With around 55 dancers in its ranks (which is a small number by Russian standards), St. Petersburg Ballet Theatre has, in this part of the world at least, a relatively slender reputation and much of what it has rests on the star power of its reigning ballerina, Irina Kolesnikova. The company, however, is not entirely without form. Though it is not within the A-league of Russian Ballet, which remains the preserve of the Mariinsky, the Boshoi and perhaps the Mikhailovsky Stanislavski theatres, it has, throughout its approximately two decades of existence provided some of these companies with interesting artists while carving its own identity.

For starters, the company dances the Konstantin Sergeyev version of this hallowed ballet; which is, in so many ways, a most St. Petersburg-rian vision of dance. The production’s choreographic structure - the airy symmetry of the corps' patterns, the broad dimension of the dance, its glorious litany of national styles - bears the hallmarks of the Vaganova school. Here, dancing dominates, whittling down the mime, and all is elongated, expansive, proud and the poetic imperative of the dance both proclaims and tests a company’s pedigree.

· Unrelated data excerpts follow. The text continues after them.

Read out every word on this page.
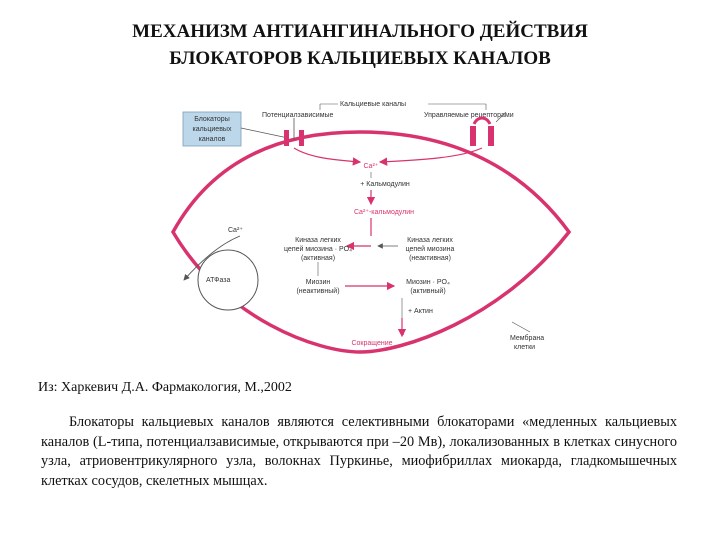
МЕХАНИЗМ АНТИАНГИНАЛЬНОГО ДЕЙСТВИЯ
БЛОКАТОРОВ КАЛЬЦИЕВЫХ КАНАЛОВ
Блокаторы
кальциевых
каналов
Кальциевые каналы
Потенциалзависимые	Управляемые рецепторами
Ca²⁺
+ Кальмодулин
Ca²⁺-кальмодулин
Киназа легких
цепей миозина · PO₄
(активная)
Киназа легких
цепей миозина
(неактивная)
Миозин
(неактивный)
Миозин · PO₄
(активный)
+ Актин
Сокращение
Ca²⁺
АТФаза
Мембрана
клетки
Из: Харкевич Д.А. Фармакология, М.,2002
Блокаторы кальциевых каналов являются селективными блокаторами «медленных кальциевых каналов (L-типа, потенциалзависимые, открываются при –20 Мв), локализованных в клетках синусного узла, атриовентрикулярного узла, волокнах Пуркинье, миофибриллах миокарда, гладкомышечных клетках сосудов, скелетных мышцах.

On Thursday night, some of the elemental tenets of solid Russian training - pliant feet, supple backs, long lines - were evident in the company’s women; but much of the subtleties of Sergeyev’s staging -the noble carriage of the head and chest in the court scenes, the lyrical sweep of the white acts and the various inflections of the national dances of Act III - were lost on the cluttered confines of the Mastercard theatre and the dancers own seeming rigidity. The steps (all legs and feets) were largely shown with diligent synchronicity but the nuances of the upper body (arms and heads) were more variable. I did, though, enjoy Anna Samostrelova’s (first variation) elegant dancing in the Pas De Trois.

But if the company’s corps succeeded in places and not quite in others, Irina Kolesnikova as Odette-Odile was poetic at many moments and effective throughout. Kolesnikova’s classical line doesn’t always sing, but it has, in the way it seems to grow, from the proud lift of her chest through the lush power of her back, a lovely integrity.

Impressively she lends the white acts, which can be danced as pure ballet blanc a clear dramatic pulse. When she stretches into one of the initial supported arabesques in the white adagio, she twitches her head away as if in fear. At the end of the adagio she repeats the same motion, but if the first is an expression of something other than love, the later is clearly of the stirred heart; which makes the final swoon into side-bent - meaningful. The startled bourres, like stutterings of the heart, and the wild flapping of the wings were eloquent expressions of Odette’s confusion. And with the elastic fluidity of her arms and every supine twist of her agile spine, she made us feel Odette's heavy sorrow. In the lakeside variation, she alternated between single and double rond de jambe into développé à la seconde but it had in that fluid upward motion (with the head taken up) a gorgeous skyward exhalation. She shows too Odette’s exact moment of transformation back to bird form; when the rippling waves of a bird-woman metamorphosizes into the angular wings of a changeling swan.

There were also small things that I didn’t recall seeing in other performances of the same production. For example, when she lifts her arms in the supported turns, she allows one arm to spiral up the other, her head and chest surrendering beautifully to the torque of the movement. It is an image she repeats as Odile though, here, the bend of the arms is more serpent-like, and the torso held with tensile strength; resolute, implacable.

As Odile, her dancing was invested with glittering sensuality but at various points she turned what should be a pas de trois between Odile, Siegfried (Dimitriy Akulinin who was an unmemorable dancer-actor but competent partner) and Rothbart into a pas de deux with the audience. But Odile must seduce the prince first (and not the audience only) if she is to compel our belief in the story; in Odette’s tragedy, in Odile’s triumph and in the dualisms that reside in both.

When Kolesnikova returned to the lake she was beseechingly soft (somewhat incongruously, the recorded music was screamingly loud) and portrayed layers of the music and of the movement, such that no two similar phrases looked exactly the same.

So in sum, it's a performance that is enjoyable for Kolesnikova's dancing, especially her richly textured Odette. If only she had a swan flock to match.